Saturday, November 3, 2012

LITERARY CONSTIPATION



There are writers who approach what they do with furrowed brow and gritted teeth. They are afraid to start, and make excuses not to. I met many of them in my creative writing classes, and their stories were pretty much always the same.

Painting: Cottage Garden Mix

They developed bad old ways long ago, when they were children, perhaps in primary school, perhaps in secondary. Some teacher, determined that this child will learn how to read and write no matter how long it took, squeezed the joy out of the process of story-telling or essay-writing. That child could build up a mighty, lifelong dread, not just about reading and writing but sometimes about education as a whole. Repeat after me, the teacher said: I am going to write a story. I must work out what I want to say before I pick up the pencil. I must not make a mistake. I must sit here until I have written three sentences perfectly.

When those children became adults and turned up in a creative writing class, they said they wanted to write. When asked why don't they then, they said they didn't know how to start. So, what was the problem? How about putting one word down, then another, and another? But no – that wasn't allowed at school. They were told what to write about. They had to decide what they wanted to say first.

Well, that's not usually the way it works. I suspect that perfection – or rather the striving for perfection – can drain the life out of what we do as writers. It causes literary constipation. That's the problem.

Perfection is all very well, but it begins with mistakes and mis-steps. Perfection is what you aim for, not what you start with, and it comes, not with luck but with perseverance and many attempts, at the end of the process, not at the beginning. You can't make something perfect if you haven't anything to make perfect. It is too much to ask of anyone, but especially a child, to get it perfect before they even begin.

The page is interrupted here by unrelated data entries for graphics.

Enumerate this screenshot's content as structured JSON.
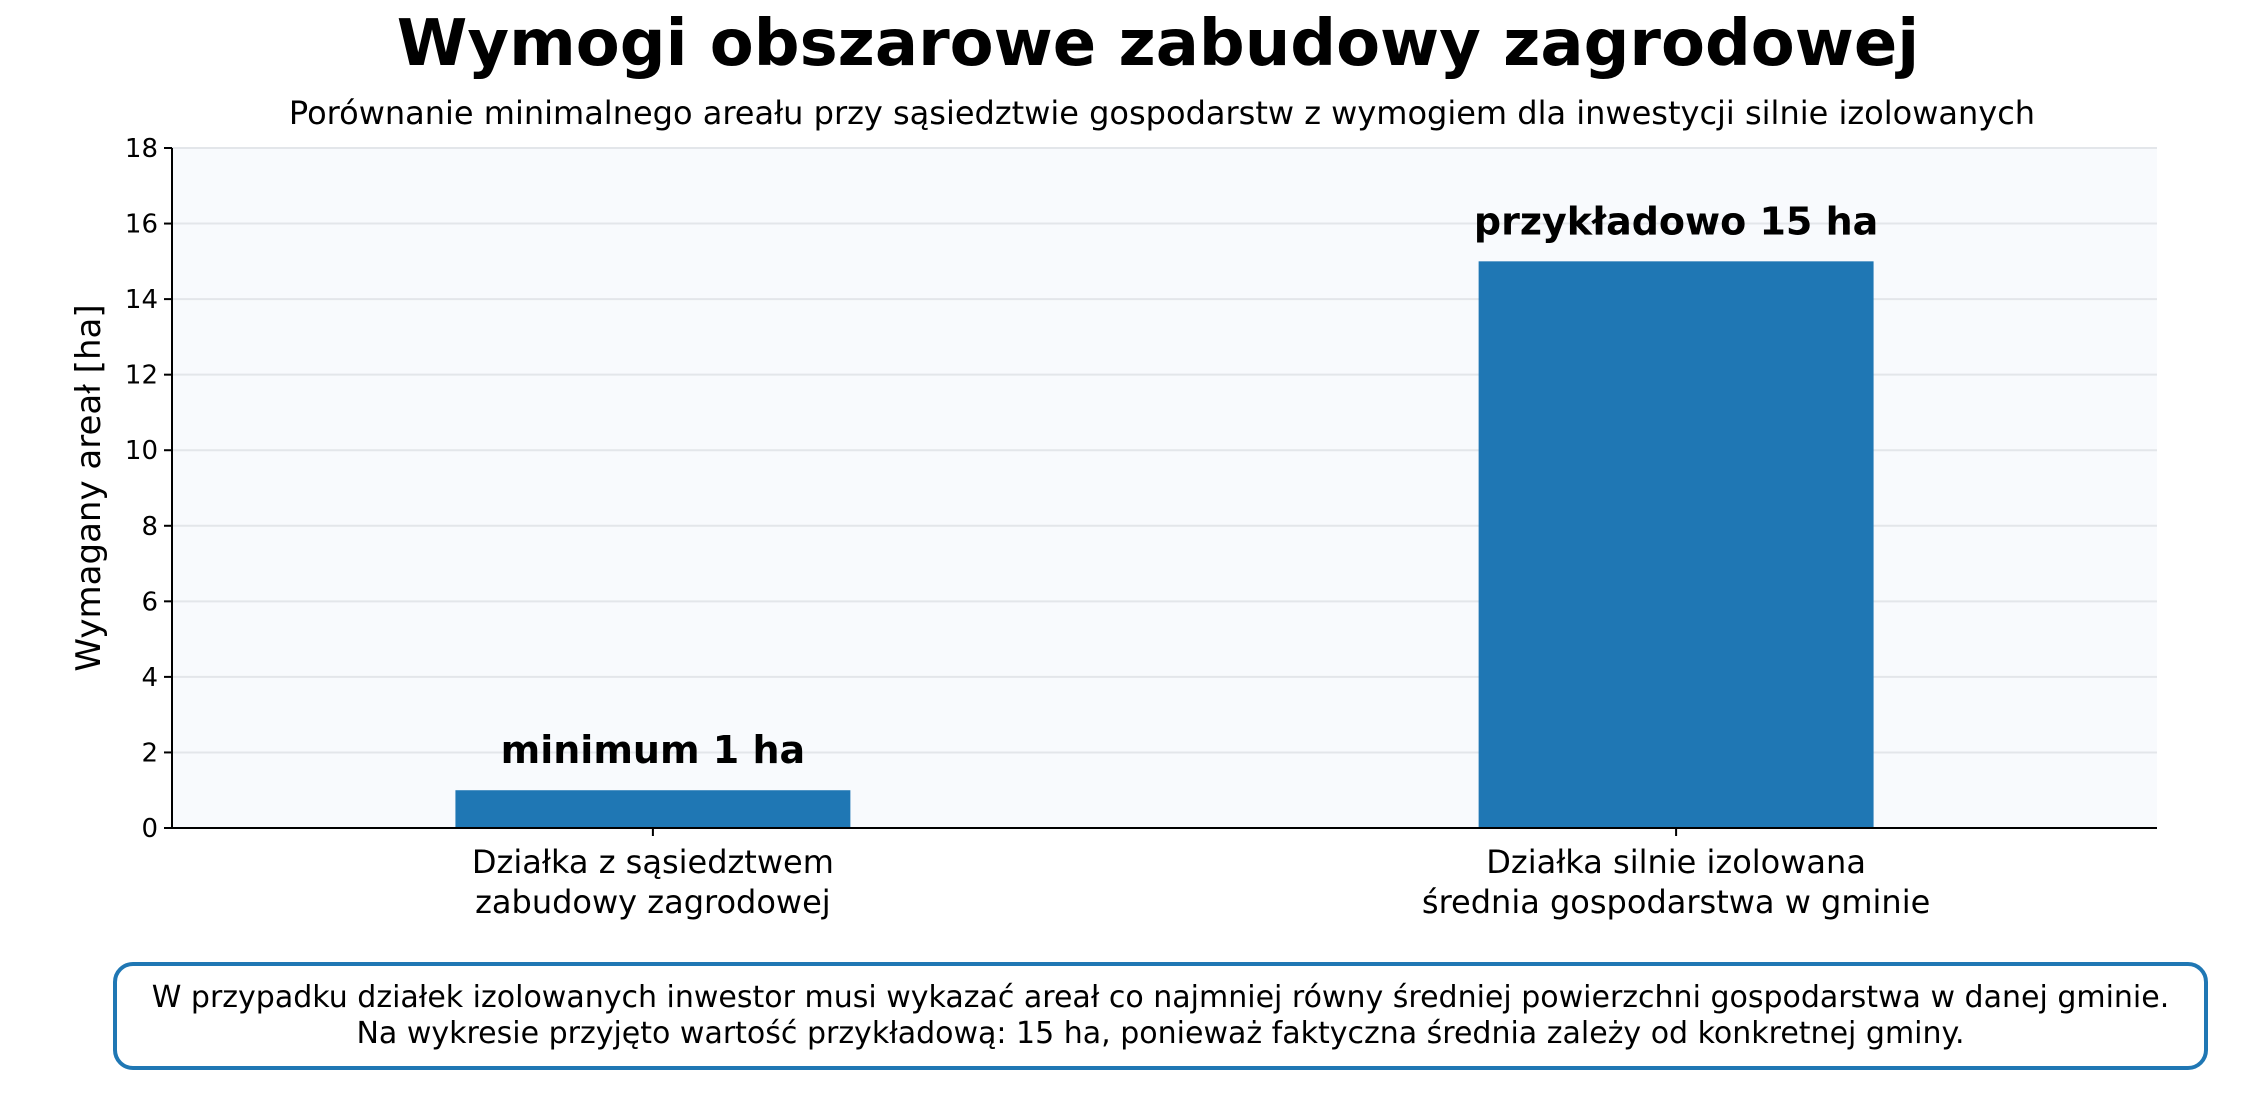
{
  "chart_data": {
    "type": "bar",
    "title": "Wymogi obszarowe zabudowy zagrodowej",
    "subtitle": "Porównanie minimalnego areału przy sąsiedztwie gospodarstw z wymogiem dla inwestycji silnie izolowanych",
    "xlabel": "",
    "ylabel": "Wymagany areał [ha]",
    "categories": [
      [
        "Działka z sąsiedztwem",
        "zabudowy zagrodowej"
      ],
      [
        "Działka silnie izolowana",
        "średnia gospodarstwa w gminie"
      ]
    ],
    "values": [
      1,
      15
    ],
    "data_labels": [
      "minimum 1 ha",
      "przykładowo 15 ha"
    ],
    "ylim": [
      0,
      18
    ],
    "yticks": [
      0,
      2,
      4,
      6,
      8,
      10,
      12,
      14,
      16,
      18
    ],
    "grid": "horizontal",
    "colors": {
      "bar": "#1f77b4",
      "plot_bg": "#f8fafd",
      "grid": "#e3e6ea",
      "axis": "#000000"
    }
  },
  "note": {
    "line1": "W przypadku działek izolowanych inwestor musi wykazać areał co najmniej równy średniej powierzchni gospodarstwa w danej gminie.",
    "line2": "Na wykresie przyjęto wartość przykładową: 15 ha, ponieważ faktyczna średnia zależy od konkretnej gminy."
  }
}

You start with something hesitant and messy and scrambled and awkward and dull and misjudged, and you make it as perfect as possible. Or as perfect as the finished piece warrants. The degree of perfect-ness (you can't have degrees in perfection) is up to us, and also depends on the purpose of the final version. An email requires very little and you're allowed to be sloppy. An essay for a university paper requires a lot.

And The Great New Zealand Novel? Heaps. As long as it doesn't lose the vigour and spark of life.